Wonderful combinations of equipment can produce sound that is magical. But that equipment at its core represents sound engineering, not actual magic. I will be doing the best I can to tell you when I experience magic. But I remain very sceptical of magical claims.
Cables
I am not a cable guy. I purchased my first – rather expensive by the standards of the day – Monster speaker cables some decades ago. The reasoning for thick, low-impedance cables is sound. But I can’t say that they made a difference I could hear. I purchased a pair of Van den Hul interconnects specifically to attempt to identify an improvement, or at least a difference, in sound. I could not. I am certainly not going to try to dissuade anyone of their existing views on the differences between cables. I’m merely noting that for me, the audible differences delivered by expensive cables have time and again proven to be entirely elusive.

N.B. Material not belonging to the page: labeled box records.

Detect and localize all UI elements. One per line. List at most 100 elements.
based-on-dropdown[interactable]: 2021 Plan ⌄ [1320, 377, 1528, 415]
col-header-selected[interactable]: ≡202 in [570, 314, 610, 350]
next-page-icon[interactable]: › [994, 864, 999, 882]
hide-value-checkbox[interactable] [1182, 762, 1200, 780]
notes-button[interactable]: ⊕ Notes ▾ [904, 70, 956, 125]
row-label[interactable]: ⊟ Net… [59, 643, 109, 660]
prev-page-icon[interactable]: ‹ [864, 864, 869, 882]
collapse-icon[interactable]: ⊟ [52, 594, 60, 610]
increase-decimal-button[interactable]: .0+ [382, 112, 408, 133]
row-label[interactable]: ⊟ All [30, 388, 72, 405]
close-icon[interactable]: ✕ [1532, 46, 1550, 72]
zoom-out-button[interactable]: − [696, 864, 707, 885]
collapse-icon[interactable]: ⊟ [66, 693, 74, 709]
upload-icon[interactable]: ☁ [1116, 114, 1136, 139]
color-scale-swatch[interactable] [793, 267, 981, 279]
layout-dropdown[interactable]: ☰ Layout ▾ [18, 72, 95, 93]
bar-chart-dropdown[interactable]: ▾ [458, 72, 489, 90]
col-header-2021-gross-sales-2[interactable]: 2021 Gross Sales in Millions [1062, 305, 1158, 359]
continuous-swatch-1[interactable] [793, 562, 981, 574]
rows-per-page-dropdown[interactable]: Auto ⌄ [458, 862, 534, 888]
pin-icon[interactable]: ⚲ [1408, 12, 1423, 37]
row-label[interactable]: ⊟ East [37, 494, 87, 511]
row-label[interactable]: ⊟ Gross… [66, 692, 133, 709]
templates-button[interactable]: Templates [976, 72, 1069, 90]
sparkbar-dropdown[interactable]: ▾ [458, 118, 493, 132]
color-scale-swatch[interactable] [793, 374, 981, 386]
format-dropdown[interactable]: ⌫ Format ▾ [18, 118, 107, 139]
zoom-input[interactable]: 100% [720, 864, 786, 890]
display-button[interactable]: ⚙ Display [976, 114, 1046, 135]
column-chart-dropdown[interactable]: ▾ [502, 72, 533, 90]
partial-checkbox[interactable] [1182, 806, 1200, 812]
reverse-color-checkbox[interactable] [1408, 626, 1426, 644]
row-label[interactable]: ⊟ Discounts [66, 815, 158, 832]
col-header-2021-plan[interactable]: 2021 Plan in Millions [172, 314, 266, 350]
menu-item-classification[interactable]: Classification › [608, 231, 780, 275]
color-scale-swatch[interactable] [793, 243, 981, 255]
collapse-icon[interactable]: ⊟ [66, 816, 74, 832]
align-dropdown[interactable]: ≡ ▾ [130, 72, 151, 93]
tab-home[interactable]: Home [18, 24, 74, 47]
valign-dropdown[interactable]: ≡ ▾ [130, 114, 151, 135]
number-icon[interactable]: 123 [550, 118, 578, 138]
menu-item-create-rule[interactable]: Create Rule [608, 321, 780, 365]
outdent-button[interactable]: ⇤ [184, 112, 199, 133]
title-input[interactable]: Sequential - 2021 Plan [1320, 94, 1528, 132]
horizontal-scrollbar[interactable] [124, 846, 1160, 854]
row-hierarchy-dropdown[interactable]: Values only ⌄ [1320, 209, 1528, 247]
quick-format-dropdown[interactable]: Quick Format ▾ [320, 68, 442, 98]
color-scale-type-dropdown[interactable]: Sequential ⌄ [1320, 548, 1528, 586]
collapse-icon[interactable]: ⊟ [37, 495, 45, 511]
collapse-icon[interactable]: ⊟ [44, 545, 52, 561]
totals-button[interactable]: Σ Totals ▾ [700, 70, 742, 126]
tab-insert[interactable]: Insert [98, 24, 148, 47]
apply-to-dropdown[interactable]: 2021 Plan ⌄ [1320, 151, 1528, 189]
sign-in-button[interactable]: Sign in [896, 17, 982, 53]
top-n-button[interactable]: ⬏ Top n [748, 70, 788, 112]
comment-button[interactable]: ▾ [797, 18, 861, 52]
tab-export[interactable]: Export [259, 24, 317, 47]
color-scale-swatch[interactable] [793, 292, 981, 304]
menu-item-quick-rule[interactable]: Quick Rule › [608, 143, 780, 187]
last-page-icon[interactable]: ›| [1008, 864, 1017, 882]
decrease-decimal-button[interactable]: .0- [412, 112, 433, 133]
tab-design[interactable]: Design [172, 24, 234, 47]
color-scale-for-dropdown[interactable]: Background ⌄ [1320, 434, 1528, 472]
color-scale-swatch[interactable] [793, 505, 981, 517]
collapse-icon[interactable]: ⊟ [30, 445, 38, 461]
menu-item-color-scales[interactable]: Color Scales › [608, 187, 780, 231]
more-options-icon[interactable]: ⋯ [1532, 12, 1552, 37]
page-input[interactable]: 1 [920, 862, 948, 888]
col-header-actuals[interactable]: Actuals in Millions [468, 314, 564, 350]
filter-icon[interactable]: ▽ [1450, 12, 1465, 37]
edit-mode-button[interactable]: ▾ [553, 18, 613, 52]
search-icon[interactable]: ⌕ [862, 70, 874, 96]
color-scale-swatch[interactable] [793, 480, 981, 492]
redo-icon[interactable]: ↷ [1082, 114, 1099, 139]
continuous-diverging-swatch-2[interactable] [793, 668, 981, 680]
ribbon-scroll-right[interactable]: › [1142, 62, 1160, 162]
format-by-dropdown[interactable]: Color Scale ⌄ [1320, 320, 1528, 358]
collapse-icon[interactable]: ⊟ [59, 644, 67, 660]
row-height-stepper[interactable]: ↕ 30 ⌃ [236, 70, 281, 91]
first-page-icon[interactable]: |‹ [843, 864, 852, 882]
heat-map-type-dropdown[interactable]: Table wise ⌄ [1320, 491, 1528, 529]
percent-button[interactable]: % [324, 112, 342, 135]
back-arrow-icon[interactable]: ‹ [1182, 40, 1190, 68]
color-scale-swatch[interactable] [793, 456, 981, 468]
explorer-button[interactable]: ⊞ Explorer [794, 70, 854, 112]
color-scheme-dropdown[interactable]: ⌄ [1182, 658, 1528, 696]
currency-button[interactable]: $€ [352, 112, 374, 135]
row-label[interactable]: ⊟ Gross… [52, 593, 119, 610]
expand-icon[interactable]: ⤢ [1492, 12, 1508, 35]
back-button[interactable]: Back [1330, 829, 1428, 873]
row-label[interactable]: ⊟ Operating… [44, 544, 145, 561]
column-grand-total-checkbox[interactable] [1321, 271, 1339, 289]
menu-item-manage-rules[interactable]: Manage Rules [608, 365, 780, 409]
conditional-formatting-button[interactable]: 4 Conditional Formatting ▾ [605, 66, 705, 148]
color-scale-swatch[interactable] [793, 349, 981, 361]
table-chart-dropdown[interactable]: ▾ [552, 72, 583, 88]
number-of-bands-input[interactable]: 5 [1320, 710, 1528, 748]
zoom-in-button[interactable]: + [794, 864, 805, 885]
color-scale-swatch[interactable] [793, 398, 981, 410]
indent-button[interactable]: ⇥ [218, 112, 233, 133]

The cables I use for loudspeakers are thick, multicore, OFC. For interconnects, I use cables I myself assembled, using high quality twin-core shielded microphone cable. The plugs are Interdyn-branded screw-clamping gold-plated models. That is, you turn the outer sheath and they clamp down on the socket. The ‘return’ conductor is soldered at both ends. The shielding at one end only.
As for you, I would hope that you will used whatever cables that you feel work with your system. It is your system, your ears, your music. If you hear something in cables that makes a difference to your enjoyment of your music, then choose cables that make a difference for you. Within these (virtual) pages you will find reviews of cables by others that may assist you in making that choice. It’s just that I won’t be doing those reviews.
Conclusion
Instead, I promise to try to convey as effectively as I can after more than 23 years in this business what I hear. And most of all, I hope to identify items of high-fidelity equipment which can provide that magic that we all seek.